The prosthetics had been developed by a team at a veterinary biomechanics lab in Colorado that had been working on the problem of animal limb loss with the specific urgency of people who understand that military working dogs are not equipment — a classification the Army officially abandoned in 2000 when MWDs were reclassified from property to canines, a distinction that everyone who had ever worked alongside one of them found about forty years overdue.

The fittings had taken three months. Each prosthetic was custom-fabricated to Atlas’s specific anatomy, gait pattern, and weight distribution. The process had required patience from the veterinary team and a different kind of patience from Atlas, who had submitted to the repeated fittings and adjustments with the focused cooperation of an animal that seems, somehow, to understand that the humans around him are trying to help even when helping requires discomfort.

Danny had been present for every session. This was not officially required. He was there anyway.


The first time Atlas walked on all four prosthetics without assistance, he walked directly to Danny.

Not to the veterinary team. Not to the base commander who had come to observe. Not toward the open door and the outside air, which dogs generally prioritize.

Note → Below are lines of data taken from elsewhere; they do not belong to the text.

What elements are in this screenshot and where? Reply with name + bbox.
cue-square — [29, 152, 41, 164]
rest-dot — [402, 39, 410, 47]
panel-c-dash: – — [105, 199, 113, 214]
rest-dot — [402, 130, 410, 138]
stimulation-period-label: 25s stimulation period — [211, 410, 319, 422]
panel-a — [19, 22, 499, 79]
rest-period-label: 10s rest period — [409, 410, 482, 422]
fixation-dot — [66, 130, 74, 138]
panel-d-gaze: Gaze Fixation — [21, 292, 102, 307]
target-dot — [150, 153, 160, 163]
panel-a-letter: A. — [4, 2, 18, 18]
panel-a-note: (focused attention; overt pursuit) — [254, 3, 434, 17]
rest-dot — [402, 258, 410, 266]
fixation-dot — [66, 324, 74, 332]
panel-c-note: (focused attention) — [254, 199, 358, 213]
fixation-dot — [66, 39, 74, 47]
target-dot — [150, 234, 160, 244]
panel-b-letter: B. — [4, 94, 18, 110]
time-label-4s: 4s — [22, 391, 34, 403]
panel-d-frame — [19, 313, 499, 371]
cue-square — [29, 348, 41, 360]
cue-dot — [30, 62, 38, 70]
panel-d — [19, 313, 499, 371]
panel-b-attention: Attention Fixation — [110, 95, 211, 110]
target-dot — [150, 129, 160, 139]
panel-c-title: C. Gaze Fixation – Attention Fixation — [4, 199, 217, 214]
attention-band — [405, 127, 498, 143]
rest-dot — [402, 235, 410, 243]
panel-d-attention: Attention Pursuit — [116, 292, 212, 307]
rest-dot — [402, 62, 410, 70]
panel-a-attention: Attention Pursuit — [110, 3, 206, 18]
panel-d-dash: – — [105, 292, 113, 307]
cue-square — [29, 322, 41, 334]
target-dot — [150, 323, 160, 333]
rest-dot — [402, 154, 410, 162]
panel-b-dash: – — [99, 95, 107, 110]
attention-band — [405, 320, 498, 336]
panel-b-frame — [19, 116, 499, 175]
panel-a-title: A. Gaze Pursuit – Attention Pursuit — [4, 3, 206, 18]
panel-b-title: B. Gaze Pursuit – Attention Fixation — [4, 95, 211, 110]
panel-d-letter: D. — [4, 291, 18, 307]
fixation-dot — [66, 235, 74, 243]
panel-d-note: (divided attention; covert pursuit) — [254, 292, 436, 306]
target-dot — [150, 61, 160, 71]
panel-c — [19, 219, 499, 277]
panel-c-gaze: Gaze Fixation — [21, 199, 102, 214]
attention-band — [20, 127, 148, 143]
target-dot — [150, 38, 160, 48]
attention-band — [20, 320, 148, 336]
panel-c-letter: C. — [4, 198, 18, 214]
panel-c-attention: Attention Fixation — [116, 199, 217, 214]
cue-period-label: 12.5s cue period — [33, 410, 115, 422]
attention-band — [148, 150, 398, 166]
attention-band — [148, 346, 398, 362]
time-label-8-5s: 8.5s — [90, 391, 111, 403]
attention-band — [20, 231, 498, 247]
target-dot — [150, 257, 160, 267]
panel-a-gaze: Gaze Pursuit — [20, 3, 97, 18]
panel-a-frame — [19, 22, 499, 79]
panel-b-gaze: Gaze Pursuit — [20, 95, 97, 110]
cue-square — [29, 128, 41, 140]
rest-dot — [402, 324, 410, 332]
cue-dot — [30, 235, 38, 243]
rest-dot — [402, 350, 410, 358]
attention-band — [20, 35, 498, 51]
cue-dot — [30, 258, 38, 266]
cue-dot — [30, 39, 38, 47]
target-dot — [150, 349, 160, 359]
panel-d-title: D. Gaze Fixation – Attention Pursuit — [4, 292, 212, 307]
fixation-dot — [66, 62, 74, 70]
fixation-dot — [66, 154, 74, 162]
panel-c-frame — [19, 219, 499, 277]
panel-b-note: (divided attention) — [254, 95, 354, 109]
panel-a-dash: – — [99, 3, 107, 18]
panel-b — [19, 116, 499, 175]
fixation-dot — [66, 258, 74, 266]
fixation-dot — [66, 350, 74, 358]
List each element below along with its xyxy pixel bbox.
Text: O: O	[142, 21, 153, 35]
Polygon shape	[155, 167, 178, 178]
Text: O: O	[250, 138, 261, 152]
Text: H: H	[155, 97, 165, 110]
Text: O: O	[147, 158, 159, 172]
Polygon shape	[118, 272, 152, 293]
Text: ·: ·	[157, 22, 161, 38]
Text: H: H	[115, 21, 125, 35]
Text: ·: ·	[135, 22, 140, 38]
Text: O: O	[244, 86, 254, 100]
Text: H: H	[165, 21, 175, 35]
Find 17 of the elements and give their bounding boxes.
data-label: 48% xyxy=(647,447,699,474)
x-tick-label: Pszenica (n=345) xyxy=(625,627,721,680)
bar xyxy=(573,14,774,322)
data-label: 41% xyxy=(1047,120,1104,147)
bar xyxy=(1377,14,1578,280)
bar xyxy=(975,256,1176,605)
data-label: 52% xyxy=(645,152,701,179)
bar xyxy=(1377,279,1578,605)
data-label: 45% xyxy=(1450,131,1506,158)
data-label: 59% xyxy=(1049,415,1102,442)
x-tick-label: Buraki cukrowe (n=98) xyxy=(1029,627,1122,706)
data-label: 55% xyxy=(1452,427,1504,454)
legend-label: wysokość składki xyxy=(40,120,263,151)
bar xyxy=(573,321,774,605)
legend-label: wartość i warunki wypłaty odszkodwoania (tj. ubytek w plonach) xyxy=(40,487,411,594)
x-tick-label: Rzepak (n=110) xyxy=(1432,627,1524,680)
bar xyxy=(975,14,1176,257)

To Danny. Across the room. Eleven steps on new legs, each one a small negotiation with physics and balance and the entirely new information his nervous system was processing, and at the end of the eleven steps he sat — the formal working sit, the one that means I am here, I am ready, tell me what we’re doing next — and looked up at Danny with the amber-eyed, full-attention regard that had been Danny’s to receive for four years.

Danny went down on one knee. He put both hands on either side of Atlas’s face. The dog’s tail moved.

“Good boy,” Danny said. His voice was completely level. He was from San Antonio, Texas, and he had been raised in a tradition that did not make public exhibitions of certain things.

“Good boy,” he said again, and this time his voice was not level at all, and he stopped trying to make it so.

Around them, twelve soldiers found reasons to look at other parts of the room. The veterinary team became very interested in their equipment. The base commander cleared his throat twice.

The American flag on Atlas’s harness caught the fluorescent light and held it.


Six weeks later, Atlas stood in formation.

Full dress. American flag on his harness. Prosthetics polished to the standard that the unit held for boots and brass — because if Atlas was in formation, Atlas was in uniform, and uniform meant standards, and standards were not suspended for injury or difficulty or anything else the military had a word for.

He stood between Danny on his left and Sergeant First Class Maria Okafor on his right, and he stood straight, and he stood still, and he stood with the particular quality of presence that certain individuals — human and otherwise — carry into a room, the quality that makes others stand a little straighter without quite knowing why.

The commanding officer walked the line. When he reached Atlas he stopped. He looked at the dog for a moment — really looked, the way busy people rarely take time to look at things.

Then he said, to the unit, to the dog, to no one and everyone: “This is what it looks like. Right here. This is exactly what it looks like.”

Nobody asked what he meant. Everyone knew.